Friedrich Liechtenstein, der letzte (supergeile) Flaneur Berlins

von Christin Nichols


friedrich-liechtenstein-proud-magazine-Berlin-pre2Wir treffen Herrn Liechtenstein wie verabredet im Büro von „IC-Berlin“, einer Brillenmanufaktur, bei der man jedoch eher den Eindruck hat in einer neuen Generation von „WG“ angelangt zu sein.

Friedrich öffnet uns persönlich die Tür und schiebt uns zunächst vor einen riesigen Ventilator, der das Potential hätte das gesamte Soho-House mit samt den ansässigen Yuppies weg zu pusten. Das befindet sich direkt daneben, und wirkt von der Dachterasse des Büros eher wie eine Mietwohnung im Wedding. „ Die tun mir leid dadrüben, die haben nicht so einen Ausblick wie ich hier“. Hier gilt wohl erwähnen, das Friedrich hier nicht nur arbeitet sondern auch wohnt. Und langsam nähern wir uns dem Menschen an, den es hier zu porträtieren gilt.

Das Gesamtkonzept Friedrich Liechtenstein setzt sich aus so vielen verschiedenen Facetten zusammen, dass man selber dazu angehalten wird die ganze Zeit über alles („Hier ist ein Boxsack“) zu stauen, wie der Meister selbst. Den meisten wird der Song „Supergeil“ sicherlich schon mal begegnet sein. Aber von vorne.

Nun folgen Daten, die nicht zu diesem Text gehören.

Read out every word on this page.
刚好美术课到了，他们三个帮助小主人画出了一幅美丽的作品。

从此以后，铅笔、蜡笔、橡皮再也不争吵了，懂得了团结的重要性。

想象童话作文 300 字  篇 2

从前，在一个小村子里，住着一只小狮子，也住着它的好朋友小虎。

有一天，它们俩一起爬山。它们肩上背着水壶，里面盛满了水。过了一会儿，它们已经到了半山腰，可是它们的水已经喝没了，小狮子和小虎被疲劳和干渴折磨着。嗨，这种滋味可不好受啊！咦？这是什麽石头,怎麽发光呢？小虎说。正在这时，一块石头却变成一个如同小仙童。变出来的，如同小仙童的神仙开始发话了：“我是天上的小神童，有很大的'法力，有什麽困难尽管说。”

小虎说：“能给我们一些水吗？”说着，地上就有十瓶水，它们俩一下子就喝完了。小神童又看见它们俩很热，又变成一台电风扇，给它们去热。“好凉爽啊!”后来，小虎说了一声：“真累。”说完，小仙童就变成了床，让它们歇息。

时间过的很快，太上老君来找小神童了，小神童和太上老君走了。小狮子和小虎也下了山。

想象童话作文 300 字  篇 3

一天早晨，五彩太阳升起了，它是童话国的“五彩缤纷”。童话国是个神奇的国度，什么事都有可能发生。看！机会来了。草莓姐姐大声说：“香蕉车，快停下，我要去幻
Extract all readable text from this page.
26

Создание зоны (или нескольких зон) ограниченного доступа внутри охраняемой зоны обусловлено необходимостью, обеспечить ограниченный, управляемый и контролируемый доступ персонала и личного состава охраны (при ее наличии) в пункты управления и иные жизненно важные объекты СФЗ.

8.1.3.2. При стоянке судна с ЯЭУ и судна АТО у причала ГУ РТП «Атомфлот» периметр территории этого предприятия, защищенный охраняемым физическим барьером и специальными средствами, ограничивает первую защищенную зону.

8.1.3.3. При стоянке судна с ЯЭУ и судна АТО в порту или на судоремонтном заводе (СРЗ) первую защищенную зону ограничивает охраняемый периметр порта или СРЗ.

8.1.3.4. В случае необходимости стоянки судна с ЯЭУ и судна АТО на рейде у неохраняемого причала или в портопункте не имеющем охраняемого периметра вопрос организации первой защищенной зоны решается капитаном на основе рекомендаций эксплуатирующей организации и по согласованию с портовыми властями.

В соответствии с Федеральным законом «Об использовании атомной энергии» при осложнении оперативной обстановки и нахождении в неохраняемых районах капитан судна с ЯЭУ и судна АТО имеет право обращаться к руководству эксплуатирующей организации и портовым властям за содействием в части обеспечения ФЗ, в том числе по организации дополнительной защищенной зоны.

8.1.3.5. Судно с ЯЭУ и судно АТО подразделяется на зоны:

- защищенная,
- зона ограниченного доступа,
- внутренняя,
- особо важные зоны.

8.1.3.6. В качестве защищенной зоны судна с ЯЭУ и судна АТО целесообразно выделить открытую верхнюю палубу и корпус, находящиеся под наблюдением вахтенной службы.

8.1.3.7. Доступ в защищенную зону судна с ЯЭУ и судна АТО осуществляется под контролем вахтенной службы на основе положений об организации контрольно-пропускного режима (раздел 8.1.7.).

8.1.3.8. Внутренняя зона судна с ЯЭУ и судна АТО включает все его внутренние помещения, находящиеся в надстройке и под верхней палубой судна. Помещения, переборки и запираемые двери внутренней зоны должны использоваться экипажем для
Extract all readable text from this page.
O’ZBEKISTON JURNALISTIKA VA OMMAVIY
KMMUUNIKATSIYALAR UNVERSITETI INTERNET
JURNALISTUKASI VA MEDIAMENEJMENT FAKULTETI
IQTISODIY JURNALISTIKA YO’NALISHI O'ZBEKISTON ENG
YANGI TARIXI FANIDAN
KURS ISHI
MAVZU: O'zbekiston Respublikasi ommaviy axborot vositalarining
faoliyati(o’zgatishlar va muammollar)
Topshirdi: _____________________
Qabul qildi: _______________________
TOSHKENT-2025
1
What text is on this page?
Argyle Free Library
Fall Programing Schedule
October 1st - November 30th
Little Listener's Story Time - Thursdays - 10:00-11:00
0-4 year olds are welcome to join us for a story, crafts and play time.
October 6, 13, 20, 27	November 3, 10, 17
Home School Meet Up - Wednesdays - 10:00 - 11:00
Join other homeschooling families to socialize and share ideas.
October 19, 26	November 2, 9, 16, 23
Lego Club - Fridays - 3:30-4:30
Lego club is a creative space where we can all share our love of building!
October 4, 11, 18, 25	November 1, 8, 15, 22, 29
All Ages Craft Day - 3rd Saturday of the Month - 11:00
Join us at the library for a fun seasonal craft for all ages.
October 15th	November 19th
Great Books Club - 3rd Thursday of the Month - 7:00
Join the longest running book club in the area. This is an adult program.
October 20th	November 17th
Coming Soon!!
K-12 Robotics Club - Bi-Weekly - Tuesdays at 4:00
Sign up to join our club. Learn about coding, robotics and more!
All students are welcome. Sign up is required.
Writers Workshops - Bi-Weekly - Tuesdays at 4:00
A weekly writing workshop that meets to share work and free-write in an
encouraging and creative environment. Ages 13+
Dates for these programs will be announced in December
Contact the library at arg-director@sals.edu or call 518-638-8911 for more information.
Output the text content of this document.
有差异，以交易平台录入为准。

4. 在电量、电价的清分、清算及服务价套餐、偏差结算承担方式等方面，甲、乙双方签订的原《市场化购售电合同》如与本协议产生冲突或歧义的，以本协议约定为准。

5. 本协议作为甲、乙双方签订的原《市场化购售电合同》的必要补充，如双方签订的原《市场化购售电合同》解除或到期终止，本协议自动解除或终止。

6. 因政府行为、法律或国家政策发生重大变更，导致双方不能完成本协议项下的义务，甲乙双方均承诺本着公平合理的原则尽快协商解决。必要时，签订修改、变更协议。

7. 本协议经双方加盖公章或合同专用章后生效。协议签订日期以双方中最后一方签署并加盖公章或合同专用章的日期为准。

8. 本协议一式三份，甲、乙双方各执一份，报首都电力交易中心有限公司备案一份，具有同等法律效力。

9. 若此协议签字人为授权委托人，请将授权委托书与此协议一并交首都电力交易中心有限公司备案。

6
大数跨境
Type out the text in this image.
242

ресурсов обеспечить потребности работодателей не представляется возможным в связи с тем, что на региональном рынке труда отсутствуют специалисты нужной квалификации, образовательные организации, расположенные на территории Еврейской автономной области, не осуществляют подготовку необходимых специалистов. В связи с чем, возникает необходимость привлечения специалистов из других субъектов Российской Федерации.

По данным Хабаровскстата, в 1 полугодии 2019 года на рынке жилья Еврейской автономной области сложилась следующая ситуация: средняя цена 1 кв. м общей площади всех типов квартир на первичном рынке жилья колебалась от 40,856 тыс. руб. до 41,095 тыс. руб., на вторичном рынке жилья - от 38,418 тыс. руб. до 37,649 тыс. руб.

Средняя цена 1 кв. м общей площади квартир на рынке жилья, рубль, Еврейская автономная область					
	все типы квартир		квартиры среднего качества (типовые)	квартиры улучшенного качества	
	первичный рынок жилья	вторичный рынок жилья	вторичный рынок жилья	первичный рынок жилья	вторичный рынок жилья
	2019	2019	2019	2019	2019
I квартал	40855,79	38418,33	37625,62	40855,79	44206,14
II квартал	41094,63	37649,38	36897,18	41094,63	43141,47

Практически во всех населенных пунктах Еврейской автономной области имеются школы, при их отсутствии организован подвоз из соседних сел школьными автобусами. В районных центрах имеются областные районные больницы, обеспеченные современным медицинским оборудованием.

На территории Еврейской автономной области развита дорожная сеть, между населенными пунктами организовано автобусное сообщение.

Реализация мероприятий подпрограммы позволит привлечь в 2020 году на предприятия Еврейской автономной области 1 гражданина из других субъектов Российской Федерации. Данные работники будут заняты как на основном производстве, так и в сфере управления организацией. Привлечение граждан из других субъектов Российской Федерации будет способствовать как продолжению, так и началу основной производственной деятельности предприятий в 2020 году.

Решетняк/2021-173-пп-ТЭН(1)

In Stalinstadt, der Idealstadt des Kommunismus zu seiner Zeit, geboren und aufgewachsen, schlägt unser Protagonist zunächst sehr bürgerliche Wege ein. Doch durch die Tristes des Ostens – „Die Klamotten waren alle scheiße“ – wächst seine Sehnsucht nach Glanz. Er studiert Puppenspiel an der Ernst Busch Hochschule, um dann als Alleinunterhalter und in verschiedenen Gemeinschaften mit dem Künstlerdasein zu beginnen. „Ich hatte nichts zu verlieren. Also war ich frei. Auch wenn wir immer durch den Staat beobachtet wurden.“

Später, im wiedervereinigten Berlin spielt er an namenhaften Theatern. Bei „Icke- die Oper“, an der Volksbühne, tanzt er, nach eigenen Angaben, so schön über die Bühne, das ihn Solomun (Watergate Records) entdeckt und für sein Musikvideo zu `Kackvogel´ im Stile von Christophe Walken im Fat Boy Slim Video zu „ Weapon of Choice“ verpflichtet. Bis heute bringt das knapp 2,5 Millionen Klicks. Von da an rollt die Lawine Liechtenstein durch Berlin. `Der Tourist´ nimmt mit ihm den Song „ Supergeil“ auf und Friedrich erlangt Kultstatus.

„Mich treibt die Genauigkeit. Das ist Geil. Diesen einen Moment zu schaffen.“ Herbert Fritsch besetzt ihn in seinem Film „ Elf Onkel“, bei 3sat moderiert er eine Reisesendung und ist nebenbei noch Teil der Show von Deichkind, als Sie noch in ihrer Blütezeit sind. Mittlerweile macht er seine eigenen Platten, seine Auftritte mit seinem unverwechselbaren und eigens erfundenen „ Slide-Dance“ in einschlägigen Berliner Clubs sind bis heute legendär- Stichwort Arschversohlen mit Porreestangen.

Mittlerweile befinden wir uns in seinem `Turm´, wie er es nennt. Auf geschätzten 3 Quadratmetern wohnt er über dem IC-Berlin Büro. „ Die Küche kann ich mitbenutzen“. Er bezeichnet sich selbst als Eremiten. Als jemanden, der Freiwillig die Einsamkeit gewählt hat, um daraus produktiv zu sein.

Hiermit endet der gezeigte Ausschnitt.